00:21Então a intenção é repetir um pouco essa fórmula de Chile e demais países onde há esta alternância de poder.
00:28É, na minha opinião, esse ciclo que começou em 94 ali está de hora extra, passou do tempo.
00:35Isso é dito inclusive por membros do próprio governo.
00:39A Simone Tevitt fala, em 2027, seja qual for o candidato que ganhar, ele vai ter que pagar a conta.
00:46Porque hoje o Estado brasileiro, nós vivemos um custo de pandemia não estando em pandemia, ou seja, a conta chegou.
00:53O que a gente pode falar é que é o seguinte, é quando o Lula se reelege, ele não, nós
01:00temos que ser honestos, ele não comete um estelionato eleitoral.
01:03Ele fala, eu venho fazer mais do mesmo.
01:06Naquela ocasião ali, uma eleição de duelo, de rejeição, ele vem.
01:10Então ele, de certa forma, satura mais esse ciclo.
01:14E sempre acontece assim, em todas as democracias.
01:16Se eu puder citar dois exemplos aqui, porque eu já citei o brasileiro, os argentinos, eles pegam como a sexta
01:23economia do mundo, o peronismo,
01:25num ciclo vestiginoso de crescimento, exploram ao máximo, por muitos e muitos, muitos anos, as pautas sociais.
01:32E a sociedade lá se cansa do Estado grande, né?

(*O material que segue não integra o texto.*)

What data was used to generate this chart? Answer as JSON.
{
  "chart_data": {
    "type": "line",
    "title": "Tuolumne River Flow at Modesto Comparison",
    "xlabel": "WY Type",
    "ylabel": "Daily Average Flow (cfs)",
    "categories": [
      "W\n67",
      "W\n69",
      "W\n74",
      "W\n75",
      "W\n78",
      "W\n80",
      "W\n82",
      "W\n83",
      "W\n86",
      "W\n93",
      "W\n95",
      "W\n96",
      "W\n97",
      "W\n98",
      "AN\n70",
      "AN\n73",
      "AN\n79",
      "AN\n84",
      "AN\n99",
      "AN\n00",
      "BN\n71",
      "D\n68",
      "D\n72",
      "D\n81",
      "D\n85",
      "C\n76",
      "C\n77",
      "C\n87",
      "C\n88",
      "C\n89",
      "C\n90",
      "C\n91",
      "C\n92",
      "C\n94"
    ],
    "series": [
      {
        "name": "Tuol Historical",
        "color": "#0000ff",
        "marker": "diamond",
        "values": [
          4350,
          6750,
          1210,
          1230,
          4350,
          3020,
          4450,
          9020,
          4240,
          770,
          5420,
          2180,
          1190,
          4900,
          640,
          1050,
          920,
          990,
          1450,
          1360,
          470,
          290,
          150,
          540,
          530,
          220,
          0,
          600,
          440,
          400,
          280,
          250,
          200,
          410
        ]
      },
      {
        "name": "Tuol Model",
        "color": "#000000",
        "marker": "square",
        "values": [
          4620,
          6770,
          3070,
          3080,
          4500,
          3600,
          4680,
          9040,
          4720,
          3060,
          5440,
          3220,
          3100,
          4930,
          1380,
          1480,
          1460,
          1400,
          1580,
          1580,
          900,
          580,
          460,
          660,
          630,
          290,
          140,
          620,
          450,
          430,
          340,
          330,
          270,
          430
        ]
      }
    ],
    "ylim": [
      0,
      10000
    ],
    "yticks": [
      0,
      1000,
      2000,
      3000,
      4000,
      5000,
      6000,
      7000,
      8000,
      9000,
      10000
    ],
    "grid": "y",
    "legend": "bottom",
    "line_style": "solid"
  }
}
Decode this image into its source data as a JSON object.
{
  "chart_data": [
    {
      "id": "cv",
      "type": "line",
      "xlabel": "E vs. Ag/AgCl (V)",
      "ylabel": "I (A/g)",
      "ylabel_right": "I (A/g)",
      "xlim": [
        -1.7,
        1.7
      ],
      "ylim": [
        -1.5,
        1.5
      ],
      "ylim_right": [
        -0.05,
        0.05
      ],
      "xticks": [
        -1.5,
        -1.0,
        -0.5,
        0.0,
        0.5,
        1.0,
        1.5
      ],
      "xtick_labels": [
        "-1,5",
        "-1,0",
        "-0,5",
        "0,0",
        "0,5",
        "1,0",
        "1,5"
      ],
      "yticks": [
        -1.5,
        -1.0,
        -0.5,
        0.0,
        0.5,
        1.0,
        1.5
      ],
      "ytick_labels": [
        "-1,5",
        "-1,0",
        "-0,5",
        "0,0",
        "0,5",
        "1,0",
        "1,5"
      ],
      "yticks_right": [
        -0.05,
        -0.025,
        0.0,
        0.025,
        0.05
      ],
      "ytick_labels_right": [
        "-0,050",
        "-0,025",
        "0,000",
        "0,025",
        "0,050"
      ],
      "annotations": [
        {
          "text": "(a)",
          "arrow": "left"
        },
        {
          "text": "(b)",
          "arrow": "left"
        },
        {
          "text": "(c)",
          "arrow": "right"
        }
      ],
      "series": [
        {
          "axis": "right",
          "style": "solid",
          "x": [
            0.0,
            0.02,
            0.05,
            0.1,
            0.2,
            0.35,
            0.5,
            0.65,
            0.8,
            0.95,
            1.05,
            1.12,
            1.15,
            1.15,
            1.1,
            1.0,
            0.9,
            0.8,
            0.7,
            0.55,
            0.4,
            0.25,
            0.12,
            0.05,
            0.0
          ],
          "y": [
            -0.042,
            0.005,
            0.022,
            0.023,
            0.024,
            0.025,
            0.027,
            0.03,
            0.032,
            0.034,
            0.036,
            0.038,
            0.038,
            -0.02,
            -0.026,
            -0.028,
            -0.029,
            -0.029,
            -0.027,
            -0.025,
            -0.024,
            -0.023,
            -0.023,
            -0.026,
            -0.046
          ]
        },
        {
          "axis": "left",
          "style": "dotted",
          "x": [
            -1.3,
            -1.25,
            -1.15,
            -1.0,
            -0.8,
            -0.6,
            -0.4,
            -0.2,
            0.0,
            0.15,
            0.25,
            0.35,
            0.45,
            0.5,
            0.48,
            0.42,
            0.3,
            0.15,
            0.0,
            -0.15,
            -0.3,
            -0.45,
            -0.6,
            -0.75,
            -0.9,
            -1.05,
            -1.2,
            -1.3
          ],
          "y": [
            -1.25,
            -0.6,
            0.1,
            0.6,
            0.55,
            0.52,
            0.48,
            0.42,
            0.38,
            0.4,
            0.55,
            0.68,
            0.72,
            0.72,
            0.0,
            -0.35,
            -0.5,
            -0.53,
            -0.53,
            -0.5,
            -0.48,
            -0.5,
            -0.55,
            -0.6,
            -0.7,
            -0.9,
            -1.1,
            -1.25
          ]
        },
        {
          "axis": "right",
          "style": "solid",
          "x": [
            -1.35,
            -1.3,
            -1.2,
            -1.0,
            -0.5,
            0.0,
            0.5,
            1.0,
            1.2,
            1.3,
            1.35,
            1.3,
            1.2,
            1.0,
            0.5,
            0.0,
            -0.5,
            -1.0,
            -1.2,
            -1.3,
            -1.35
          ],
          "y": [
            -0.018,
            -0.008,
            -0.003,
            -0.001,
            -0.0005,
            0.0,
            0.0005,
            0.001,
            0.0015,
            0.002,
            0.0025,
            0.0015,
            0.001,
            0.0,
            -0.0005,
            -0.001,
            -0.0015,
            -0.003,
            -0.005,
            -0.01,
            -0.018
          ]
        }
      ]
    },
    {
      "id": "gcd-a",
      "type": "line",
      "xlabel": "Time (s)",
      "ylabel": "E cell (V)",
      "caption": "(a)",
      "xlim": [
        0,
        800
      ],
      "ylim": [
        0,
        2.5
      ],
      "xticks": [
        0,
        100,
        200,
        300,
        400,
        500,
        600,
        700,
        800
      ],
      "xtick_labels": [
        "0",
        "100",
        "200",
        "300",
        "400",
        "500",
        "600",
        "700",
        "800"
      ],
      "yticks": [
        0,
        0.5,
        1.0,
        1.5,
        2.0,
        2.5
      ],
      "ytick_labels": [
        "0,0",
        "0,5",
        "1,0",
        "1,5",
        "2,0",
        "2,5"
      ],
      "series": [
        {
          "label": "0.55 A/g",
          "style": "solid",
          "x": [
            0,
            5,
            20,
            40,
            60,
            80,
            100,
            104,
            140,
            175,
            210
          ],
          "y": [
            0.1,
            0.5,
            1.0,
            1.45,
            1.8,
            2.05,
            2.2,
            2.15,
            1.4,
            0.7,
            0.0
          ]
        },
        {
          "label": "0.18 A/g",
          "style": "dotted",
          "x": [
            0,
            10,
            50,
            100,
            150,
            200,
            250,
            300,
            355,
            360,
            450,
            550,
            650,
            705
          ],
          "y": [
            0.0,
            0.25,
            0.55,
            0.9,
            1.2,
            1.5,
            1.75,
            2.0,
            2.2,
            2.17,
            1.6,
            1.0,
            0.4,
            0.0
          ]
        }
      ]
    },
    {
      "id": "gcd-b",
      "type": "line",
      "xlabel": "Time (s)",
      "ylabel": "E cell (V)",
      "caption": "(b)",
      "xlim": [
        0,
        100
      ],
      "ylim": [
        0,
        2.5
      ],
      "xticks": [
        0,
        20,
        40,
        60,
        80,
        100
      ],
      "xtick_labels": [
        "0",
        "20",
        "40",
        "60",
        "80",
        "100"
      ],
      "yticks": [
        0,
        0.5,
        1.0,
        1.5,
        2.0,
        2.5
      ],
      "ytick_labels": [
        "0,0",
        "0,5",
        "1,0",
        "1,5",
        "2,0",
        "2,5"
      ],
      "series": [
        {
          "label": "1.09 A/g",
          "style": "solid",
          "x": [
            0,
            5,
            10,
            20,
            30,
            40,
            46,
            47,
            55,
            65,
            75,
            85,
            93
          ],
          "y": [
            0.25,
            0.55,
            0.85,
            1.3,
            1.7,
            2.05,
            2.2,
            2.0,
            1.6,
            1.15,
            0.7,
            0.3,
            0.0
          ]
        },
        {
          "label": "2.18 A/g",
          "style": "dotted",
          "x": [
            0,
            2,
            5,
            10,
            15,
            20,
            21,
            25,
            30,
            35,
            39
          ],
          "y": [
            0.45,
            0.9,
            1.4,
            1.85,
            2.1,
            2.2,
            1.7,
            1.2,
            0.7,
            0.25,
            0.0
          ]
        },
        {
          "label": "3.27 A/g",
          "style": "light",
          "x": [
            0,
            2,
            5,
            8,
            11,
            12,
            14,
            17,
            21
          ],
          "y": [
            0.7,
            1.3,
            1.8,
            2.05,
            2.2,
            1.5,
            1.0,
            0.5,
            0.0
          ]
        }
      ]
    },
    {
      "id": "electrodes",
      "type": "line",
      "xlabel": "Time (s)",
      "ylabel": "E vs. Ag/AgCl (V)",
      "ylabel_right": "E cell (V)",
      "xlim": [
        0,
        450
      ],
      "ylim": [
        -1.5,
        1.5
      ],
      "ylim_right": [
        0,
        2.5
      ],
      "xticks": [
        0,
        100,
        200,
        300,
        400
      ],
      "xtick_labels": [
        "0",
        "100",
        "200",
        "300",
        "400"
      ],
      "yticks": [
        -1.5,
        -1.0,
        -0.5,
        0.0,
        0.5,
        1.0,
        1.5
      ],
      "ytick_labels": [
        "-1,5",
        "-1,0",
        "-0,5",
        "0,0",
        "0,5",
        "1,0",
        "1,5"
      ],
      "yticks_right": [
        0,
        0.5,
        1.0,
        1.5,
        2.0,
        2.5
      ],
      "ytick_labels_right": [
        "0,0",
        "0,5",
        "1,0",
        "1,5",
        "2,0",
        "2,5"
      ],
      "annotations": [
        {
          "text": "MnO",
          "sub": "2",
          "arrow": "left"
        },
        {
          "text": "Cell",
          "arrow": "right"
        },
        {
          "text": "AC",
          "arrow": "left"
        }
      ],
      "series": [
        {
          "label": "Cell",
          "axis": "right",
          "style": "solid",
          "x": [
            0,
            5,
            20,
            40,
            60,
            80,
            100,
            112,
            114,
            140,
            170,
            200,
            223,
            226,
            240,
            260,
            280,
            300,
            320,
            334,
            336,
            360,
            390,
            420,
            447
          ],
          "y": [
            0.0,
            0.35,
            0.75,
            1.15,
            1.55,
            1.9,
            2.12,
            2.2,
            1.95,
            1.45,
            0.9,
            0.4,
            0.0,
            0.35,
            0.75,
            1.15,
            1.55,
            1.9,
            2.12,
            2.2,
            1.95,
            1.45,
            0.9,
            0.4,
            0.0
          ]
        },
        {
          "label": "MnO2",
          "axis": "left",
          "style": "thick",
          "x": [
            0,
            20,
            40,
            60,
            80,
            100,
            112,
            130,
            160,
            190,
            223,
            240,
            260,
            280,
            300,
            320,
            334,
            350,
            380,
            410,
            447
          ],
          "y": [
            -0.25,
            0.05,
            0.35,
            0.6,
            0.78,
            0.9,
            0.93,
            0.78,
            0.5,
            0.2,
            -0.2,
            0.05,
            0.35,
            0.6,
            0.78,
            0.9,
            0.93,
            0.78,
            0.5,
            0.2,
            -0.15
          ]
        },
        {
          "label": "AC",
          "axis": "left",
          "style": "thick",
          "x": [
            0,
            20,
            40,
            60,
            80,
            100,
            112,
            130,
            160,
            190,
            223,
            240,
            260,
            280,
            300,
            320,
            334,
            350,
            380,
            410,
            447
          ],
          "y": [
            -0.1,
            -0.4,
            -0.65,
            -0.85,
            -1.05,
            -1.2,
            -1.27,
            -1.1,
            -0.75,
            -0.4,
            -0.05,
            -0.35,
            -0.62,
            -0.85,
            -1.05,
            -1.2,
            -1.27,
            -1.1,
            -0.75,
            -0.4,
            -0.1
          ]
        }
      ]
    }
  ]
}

01:36A dificuldade de você prosperar.
01:39E nós, e eles, né, perdão, elegem o Macri, que vem com todas essas pautas de liberdade econômica,
01:47mas ele deixa pra tentar aplicar isso no terceiro ou quarto ano.
01:50Isso não funciona, você tem que aplicar no início, os 18 meses que a gente chama de o prazo do
01:57namoro com o eleitor ali,
01:58que você tem que, as medidas duras, você tem que aplicar, né?
02:02E aí ele sofre uma derrota, vem mais um mandato do peronismo, mas no final das contas, a Argentina já
02:08tava mudando de ciclo,
02:10vem Milley, né?
02:11Historicamente, sempre aconteceu assim.
02:13A questão é que alguns países lidam melhor com isso, com a oxigenação.
02:17Você vê, os democratas pegam lá igualdade, até crescimento, entregam sempre aos republicanos crescimento e liberdade.
02:26E sempre vai revezando dessa forma, né?
02:29Na Inglaterra, tem um caso clássico, que pode fazer um paralelo com o Lula aqui.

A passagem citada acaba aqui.